I received an email recently regarding the Winter Buying club and the email contained this little snippet:

Sam Consylman, our ever-curious forager and grower of interesting vegetables (google Sam!) is offering to three and only three Winter Harvest members a root cluster of Jerusalem artichokes (a corruption of girasole: It. sunflower) as they come out of the ground, sans dirt. Quite a conversation piece and edible to boot. First come first serve.

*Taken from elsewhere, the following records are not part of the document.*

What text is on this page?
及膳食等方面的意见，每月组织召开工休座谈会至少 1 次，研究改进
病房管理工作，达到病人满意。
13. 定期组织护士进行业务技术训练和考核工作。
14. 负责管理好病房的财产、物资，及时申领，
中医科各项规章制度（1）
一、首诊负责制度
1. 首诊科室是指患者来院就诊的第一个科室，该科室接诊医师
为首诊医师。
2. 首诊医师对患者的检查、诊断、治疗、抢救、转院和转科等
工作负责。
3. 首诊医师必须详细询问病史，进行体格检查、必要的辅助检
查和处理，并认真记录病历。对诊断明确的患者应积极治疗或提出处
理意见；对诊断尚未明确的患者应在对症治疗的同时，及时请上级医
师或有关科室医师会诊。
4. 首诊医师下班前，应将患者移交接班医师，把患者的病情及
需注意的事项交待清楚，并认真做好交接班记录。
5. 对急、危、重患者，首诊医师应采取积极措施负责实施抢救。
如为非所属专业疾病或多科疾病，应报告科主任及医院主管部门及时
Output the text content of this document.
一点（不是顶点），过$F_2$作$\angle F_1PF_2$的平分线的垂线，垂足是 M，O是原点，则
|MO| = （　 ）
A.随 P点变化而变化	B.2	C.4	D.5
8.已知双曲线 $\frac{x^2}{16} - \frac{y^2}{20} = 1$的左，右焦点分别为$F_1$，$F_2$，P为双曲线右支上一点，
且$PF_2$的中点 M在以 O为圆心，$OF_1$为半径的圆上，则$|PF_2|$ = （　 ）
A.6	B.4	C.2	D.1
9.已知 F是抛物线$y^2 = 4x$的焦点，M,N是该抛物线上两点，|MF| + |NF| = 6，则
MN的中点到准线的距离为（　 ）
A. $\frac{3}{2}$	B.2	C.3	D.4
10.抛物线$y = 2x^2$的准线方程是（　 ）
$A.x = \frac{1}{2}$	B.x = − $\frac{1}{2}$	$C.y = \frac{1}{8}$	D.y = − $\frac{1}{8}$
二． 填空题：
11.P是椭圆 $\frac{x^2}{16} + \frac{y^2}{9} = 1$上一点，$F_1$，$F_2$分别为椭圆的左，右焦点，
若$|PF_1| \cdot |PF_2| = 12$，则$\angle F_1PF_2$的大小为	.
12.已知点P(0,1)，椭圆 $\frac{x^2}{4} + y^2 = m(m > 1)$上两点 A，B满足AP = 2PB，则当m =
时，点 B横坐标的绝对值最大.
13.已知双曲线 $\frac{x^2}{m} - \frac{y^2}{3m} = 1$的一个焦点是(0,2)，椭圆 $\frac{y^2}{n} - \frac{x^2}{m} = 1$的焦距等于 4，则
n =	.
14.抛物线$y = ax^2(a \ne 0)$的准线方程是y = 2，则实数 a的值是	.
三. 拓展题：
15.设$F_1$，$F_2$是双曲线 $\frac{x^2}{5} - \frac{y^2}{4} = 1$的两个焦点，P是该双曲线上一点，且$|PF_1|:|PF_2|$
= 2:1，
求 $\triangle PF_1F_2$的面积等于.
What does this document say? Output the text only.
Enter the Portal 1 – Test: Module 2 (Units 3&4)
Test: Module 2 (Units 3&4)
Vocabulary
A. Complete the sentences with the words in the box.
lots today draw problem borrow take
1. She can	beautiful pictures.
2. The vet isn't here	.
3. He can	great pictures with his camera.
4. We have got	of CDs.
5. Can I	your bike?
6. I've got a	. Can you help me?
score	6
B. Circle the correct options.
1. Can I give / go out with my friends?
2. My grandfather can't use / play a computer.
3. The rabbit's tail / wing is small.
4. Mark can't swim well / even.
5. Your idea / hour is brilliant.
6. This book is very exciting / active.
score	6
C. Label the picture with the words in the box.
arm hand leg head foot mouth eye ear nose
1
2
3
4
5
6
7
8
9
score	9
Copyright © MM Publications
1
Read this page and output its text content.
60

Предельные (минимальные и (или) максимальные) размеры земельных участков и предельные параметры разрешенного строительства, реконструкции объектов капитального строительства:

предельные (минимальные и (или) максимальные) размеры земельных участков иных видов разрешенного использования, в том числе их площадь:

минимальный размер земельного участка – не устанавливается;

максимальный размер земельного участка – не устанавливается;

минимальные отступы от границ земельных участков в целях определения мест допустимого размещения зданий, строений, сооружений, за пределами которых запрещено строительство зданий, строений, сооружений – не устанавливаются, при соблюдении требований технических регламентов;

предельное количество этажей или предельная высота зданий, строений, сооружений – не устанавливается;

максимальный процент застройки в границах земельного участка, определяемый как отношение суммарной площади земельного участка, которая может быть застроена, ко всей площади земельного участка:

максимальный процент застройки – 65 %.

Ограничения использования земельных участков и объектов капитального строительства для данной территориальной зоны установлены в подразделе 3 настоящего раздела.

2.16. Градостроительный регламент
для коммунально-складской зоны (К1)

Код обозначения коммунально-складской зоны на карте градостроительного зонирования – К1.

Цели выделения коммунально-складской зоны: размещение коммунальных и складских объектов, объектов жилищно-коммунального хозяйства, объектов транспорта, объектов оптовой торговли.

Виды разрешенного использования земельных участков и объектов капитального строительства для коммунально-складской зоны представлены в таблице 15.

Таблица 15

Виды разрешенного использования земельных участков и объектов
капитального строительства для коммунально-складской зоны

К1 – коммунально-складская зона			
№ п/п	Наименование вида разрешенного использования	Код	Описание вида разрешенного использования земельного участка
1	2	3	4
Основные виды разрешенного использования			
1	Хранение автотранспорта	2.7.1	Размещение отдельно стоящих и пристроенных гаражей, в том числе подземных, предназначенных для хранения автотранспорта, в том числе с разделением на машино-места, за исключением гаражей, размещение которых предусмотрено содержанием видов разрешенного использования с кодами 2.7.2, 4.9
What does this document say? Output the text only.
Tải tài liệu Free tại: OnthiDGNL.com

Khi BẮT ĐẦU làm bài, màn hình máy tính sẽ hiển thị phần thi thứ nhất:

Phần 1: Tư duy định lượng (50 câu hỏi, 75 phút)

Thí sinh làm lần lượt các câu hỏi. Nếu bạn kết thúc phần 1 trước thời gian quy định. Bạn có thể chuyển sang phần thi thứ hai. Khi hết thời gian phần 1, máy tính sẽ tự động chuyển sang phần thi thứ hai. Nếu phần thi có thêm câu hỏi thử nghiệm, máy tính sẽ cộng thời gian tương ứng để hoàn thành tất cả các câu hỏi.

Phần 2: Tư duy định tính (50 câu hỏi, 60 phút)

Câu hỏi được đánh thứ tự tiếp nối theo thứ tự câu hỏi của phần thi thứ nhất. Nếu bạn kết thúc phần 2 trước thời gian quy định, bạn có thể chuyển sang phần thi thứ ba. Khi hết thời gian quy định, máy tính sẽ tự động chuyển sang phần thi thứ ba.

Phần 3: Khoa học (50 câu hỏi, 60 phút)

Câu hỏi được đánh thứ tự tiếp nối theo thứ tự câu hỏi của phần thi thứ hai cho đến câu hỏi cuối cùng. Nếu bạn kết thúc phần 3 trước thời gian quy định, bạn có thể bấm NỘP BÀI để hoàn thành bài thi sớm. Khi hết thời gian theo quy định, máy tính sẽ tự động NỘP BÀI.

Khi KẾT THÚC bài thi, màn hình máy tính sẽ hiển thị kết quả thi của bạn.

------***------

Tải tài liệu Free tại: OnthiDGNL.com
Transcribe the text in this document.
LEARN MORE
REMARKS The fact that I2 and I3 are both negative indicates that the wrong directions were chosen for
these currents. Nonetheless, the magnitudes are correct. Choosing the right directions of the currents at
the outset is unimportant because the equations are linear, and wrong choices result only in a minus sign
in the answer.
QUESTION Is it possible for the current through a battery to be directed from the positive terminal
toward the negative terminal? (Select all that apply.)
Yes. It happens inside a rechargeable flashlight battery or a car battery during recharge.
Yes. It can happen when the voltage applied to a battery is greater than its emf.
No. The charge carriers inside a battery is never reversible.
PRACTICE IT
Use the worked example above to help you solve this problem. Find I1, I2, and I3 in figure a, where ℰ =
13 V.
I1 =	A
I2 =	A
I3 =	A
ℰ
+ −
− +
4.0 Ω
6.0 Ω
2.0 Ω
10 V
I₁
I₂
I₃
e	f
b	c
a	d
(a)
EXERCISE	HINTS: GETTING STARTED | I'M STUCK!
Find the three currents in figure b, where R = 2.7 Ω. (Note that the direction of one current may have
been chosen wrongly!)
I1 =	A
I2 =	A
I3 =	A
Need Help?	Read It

I am interested in the art of foraging but am scared to do anything about it. When my husband and I go on long bike rides during the summer, he is always picking and eating berries we find along the way. I am always nervous wondering if I will be a widow at the end of the trip, but the idea of foraging fascinates me. I eventually did eat some berries last summer, and I didn’t die, so now my faith and confidence has soared. So I googled Sam Consylman and found a fun to read and informative article. An excerpt:

Ten years ago, Mr. Consylman had been diagnosed with colon cancer. After months of chemotherapy and three operations, one that left him living with a colostomy bag, a student doctor in Philadelphia performed an OMP (osteopathic manipulative procedure), a hands-on procedure that successfully revived Mr. Consylman’s intestines, precluding the need for any more surgeries.
The stress of the chemotherapy and previous operations, however, had left Mr. Consylman’s insides permanently weakened. He was given six months to live and instructed to do the things he loves - hunt, fish, work on cars. Mr. Consylman lived far longer than projected, his daily activities causing five hernias in the process, however, eventually leading doctors to tell him to take it easy: Mr. Consylman was going to live.
“You can’t take anything away from God,” says this cancer survivor, “but I like to think because I was eating the way I was, my body was more prepared to fight this stuff.” Raised by his grandparents, Mr. Consylman ate mostly foods grown locally or found in the wild - dandelion, poke, morels. “This stuff hasn’t been messed around with at all,” he said. “It’s not hybridized; it’s not modified.”